We are all on board the digital bandwagon because, frankly, we don’t have much choice. But what happens when the pandemic is over and life returns to the theatre? Do we rush out to experience live dance or do we continue to absorb it from our devices at home? Is Acosta right? Is streaming the new normal?

I certainly hope not. As a lifelong fan and veteran dance critic, that’s the last thing I want to see. I have watched countless hours of dance on my laptop in the past ten months and the overwhelming conclusion I can draw is that dance is simply not meant for the camera — unless it’s dance that’s made specially as a film, a distinctive hybrid all its own in which movement and the language of cinema form a united front.

What I’m talking about here is performance transplanted from the stage to the screen. No matter how well it’s utilised — and filming dance has improved by leaps and bounds over the past few years — the camera, by its very nature, flattens the perspective of choreography and diminishes the exhilarating physicality of the performers, not to mention shrinking the scope of such blockbuster ballets as Swan Lake (which ENB is offering on demand).”

Of course, there’s no denying the democratisation of live performance that digital capture has enabled.

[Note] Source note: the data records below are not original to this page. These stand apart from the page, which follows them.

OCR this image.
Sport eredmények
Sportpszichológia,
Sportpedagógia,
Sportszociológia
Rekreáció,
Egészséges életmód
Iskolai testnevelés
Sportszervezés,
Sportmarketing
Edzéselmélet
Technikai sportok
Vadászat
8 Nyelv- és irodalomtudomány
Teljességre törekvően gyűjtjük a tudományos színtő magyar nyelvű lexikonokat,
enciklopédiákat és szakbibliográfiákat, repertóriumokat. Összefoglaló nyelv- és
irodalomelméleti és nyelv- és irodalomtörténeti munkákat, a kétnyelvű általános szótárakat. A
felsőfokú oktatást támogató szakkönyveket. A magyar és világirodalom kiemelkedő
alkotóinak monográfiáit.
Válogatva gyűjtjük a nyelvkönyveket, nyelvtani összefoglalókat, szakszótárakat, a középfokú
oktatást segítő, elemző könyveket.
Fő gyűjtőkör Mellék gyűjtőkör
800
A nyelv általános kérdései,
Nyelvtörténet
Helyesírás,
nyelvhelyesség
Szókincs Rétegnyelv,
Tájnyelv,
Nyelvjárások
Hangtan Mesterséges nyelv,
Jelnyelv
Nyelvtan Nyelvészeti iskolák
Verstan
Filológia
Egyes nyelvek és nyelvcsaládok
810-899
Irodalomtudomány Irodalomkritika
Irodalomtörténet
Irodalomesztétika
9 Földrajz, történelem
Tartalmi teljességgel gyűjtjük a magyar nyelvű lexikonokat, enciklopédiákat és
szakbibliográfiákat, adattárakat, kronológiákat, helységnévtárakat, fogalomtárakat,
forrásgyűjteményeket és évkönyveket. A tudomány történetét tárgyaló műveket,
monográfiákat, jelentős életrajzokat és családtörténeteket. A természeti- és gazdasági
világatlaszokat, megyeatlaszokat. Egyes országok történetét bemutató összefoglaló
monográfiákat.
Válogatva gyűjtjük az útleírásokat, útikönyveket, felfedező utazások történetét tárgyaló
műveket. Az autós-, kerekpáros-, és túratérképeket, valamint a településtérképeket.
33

Not just on account of price — because audiences can buy online access far more cheaply than for a physical performance — but also geography: we can now watch performances from all around the world. And its also potentially there for all time, too, whereas a theatre performance used to live on only in the memories of those who saw them — with production photographs and reviews the only tangible records of their existence until now.